La fenêtre ! c’est le vrai passe-temps d’un étudiant ; j’entends d’un étudiant appliqué, je veux dire qui ne hante ni les cafés ni les vauriens. Oh ! le brave jeune homme ! il fait l’espoir de ses parents, qui le savent rangé, sédentaire ; et ses professeurs, ne le voyant ni fréquenter les promenades, ni cavalcader dans les places, ni jouer aux tables d’écarté, se plaisent à dire qu’il ira loin, ce jeune homme-là. En attendant, lui ne bouge de sa fenêtre.

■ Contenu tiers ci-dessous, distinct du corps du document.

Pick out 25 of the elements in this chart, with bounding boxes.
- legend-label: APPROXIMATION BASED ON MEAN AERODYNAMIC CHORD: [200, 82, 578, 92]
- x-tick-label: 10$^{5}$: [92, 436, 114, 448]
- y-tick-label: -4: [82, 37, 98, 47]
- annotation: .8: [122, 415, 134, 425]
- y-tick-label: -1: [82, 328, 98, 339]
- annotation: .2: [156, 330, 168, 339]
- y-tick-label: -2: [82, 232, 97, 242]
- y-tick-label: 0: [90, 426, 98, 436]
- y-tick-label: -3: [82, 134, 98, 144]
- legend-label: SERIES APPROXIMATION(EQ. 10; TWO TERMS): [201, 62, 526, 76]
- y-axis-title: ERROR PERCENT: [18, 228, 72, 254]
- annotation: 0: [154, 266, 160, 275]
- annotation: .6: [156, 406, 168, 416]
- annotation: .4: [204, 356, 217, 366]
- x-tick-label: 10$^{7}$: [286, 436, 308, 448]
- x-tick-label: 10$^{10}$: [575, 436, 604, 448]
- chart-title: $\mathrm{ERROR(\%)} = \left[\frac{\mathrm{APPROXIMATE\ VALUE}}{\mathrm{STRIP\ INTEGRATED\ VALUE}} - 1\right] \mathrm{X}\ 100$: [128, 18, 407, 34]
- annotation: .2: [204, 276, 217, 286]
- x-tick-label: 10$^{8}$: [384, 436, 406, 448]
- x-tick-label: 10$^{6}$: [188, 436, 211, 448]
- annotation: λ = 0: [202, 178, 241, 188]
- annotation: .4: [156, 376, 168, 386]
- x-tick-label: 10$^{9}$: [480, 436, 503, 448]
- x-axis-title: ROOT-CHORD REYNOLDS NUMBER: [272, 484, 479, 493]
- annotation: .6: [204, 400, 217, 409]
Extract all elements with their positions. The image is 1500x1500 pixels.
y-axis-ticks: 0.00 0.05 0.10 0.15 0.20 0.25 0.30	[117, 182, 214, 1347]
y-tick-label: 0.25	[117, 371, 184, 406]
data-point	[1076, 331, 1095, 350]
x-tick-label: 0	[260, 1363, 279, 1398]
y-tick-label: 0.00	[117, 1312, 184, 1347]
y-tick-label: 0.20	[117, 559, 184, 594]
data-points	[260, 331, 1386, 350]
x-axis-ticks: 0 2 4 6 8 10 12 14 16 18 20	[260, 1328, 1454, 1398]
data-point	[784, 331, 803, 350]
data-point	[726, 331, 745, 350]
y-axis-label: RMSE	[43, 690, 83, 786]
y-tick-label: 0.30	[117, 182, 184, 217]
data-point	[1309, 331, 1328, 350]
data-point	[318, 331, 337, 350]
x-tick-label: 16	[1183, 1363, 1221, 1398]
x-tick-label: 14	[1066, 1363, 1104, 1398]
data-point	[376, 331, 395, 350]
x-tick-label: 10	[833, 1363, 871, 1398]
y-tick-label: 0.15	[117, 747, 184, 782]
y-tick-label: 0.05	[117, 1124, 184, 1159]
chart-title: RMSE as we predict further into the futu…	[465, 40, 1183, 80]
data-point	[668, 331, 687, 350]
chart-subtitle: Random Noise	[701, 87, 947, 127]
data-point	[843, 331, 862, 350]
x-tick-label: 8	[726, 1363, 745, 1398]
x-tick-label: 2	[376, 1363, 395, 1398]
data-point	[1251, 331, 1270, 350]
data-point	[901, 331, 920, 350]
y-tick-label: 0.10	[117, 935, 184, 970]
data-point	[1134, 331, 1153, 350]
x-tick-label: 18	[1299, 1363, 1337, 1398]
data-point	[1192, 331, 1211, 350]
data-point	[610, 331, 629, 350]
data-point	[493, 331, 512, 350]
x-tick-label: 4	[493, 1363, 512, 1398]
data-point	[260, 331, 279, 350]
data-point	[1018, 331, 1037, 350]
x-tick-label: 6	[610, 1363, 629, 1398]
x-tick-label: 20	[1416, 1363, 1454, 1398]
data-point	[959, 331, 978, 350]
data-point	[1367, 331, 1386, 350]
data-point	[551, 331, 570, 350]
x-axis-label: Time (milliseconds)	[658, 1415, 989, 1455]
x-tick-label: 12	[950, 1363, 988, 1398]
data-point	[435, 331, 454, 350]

Lui… c’est donc moi, modestie à part. J’y passe mes journées, et si j’osais dire… Non, jamais mes professeurs, jamais Grotius, Puffendorf, ne m’ont donné le centième de l’instruction que je hume de là, rien qu’à regarder dans la rue.




Toutefois, ici comme ailleurs, on va par degrés. C’est d’abord simple flânerie récréative. On regarde en l’air, on fixe un fétu, on souffle une plume, on considère une toile d’araignée, ou l’on crache sur un certain pavé. Ces choses-là consument des heures entières, en raison de leur importance.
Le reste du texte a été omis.